The design of the rendering model was driven by three requirements:
| 1. | The Framework should be completely unaware of how rendering is done. That is, it should be technology (e.g., GDI+, OpenGL, etc.) and hardware independent. |
| 2. | A plugin developer should have complete control over how rendering is done. |
| 3. | Different types of images (2D, 3D, etc.) should be renderable by different renderers. |

Now, let’s try and understand how these requirements are met by the rendering object model shown above.
First, the renderer and the rendering surface are both abstracted through the IRenderer and IRenderingSurface interfaces. By using interfaces, the Framework need not know anything about the specifics of how rendering is done, thus meeting Requirement #1.
Second, IRenderingSurface has two properties, WindowID and ContextID (which on Windows, corresponds to an hwnd and hdc respectively). These two IDs, provided to IRenderingSurface by the TileControl (which is just a WinForms UserControl), give the implementer of IRenderingSurface complete control over how rendering is done, since it makes no assumptions about what rendering technology is to be used. In fact, those two IDs are all you need to make just about any technology work, be it GDI+, OpenGL or DirectX. This meets Requirement #2.

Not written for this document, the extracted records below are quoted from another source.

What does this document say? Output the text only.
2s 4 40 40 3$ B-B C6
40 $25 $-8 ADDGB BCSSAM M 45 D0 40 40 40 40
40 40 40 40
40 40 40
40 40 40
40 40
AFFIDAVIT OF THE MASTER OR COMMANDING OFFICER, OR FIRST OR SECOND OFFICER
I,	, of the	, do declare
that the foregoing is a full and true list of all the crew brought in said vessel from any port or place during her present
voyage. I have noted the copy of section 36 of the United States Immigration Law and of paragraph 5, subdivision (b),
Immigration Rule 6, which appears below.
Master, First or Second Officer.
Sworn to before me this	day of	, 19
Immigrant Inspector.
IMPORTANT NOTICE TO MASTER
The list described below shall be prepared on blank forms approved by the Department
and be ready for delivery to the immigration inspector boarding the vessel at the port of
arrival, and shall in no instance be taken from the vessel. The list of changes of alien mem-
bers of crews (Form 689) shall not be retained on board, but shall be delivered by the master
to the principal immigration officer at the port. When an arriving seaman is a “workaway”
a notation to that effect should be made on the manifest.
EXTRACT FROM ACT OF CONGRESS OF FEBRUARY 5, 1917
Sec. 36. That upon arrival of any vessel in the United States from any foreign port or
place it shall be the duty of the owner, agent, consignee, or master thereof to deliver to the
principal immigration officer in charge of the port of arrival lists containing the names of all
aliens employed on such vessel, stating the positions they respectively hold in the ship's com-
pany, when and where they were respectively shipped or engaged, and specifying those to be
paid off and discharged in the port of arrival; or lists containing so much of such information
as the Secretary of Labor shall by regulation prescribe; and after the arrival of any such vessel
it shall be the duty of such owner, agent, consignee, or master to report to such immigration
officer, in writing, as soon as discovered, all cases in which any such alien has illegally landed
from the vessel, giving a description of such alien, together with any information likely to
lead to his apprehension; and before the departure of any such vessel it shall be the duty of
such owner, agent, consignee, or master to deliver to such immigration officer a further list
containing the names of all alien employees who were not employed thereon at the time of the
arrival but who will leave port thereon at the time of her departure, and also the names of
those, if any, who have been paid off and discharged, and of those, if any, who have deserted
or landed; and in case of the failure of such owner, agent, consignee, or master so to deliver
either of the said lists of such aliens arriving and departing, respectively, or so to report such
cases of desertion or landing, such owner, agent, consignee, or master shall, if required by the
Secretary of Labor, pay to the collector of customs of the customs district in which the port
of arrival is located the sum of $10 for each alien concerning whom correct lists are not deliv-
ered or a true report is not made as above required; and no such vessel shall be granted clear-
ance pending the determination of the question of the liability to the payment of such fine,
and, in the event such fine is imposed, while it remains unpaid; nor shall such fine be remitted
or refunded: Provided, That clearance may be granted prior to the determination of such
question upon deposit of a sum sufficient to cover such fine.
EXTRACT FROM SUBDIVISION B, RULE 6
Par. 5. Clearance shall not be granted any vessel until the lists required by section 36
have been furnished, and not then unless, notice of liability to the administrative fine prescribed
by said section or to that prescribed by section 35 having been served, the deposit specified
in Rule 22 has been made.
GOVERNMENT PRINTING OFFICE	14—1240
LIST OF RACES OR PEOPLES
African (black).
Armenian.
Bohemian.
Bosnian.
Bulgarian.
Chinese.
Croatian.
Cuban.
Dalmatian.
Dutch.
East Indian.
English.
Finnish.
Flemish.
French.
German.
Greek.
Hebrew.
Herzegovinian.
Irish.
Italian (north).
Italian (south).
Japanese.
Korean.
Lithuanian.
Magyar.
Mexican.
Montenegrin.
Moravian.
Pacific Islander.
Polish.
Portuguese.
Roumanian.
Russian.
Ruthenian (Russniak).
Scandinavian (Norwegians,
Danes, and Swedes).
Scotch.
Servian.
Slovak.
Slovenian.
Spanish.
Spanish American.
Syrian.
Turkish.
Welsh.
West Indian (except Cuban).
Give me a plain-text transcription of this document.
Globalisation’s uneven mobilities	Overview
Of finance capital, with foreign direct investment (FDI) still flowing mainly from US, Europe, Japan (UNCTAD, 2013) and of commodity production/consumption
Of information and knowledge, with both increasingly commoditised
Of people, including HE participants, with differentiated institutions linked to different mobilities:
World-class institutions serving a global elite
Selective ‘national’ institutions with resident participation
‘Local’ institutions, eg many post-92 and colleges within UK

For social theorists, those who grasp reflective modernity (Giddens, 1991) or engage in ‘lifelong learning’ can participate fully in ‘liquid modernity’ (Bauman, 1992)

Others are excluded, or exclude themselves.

Third, every PresentationImage owns an IRenderer. This allows different subclasses of PresentationImage to use different implementations of IRenderer, thereby meeting Requirement #3.
An important implication of this design is that implementations of IRenderer and IRenderingSurface and a subclass of PresentationImage can all be contained in one plugin. Consider for example, the use case in which you, the plugin developer, wants to create a 3D volume rendering from DICOM images provided through the CC Framework. In such a scenario you could create a VolumeRenderer that would know how to render a VolumePresentationImage to a VolumeRenderingSurface. All of those classes could be defined in a single plugin.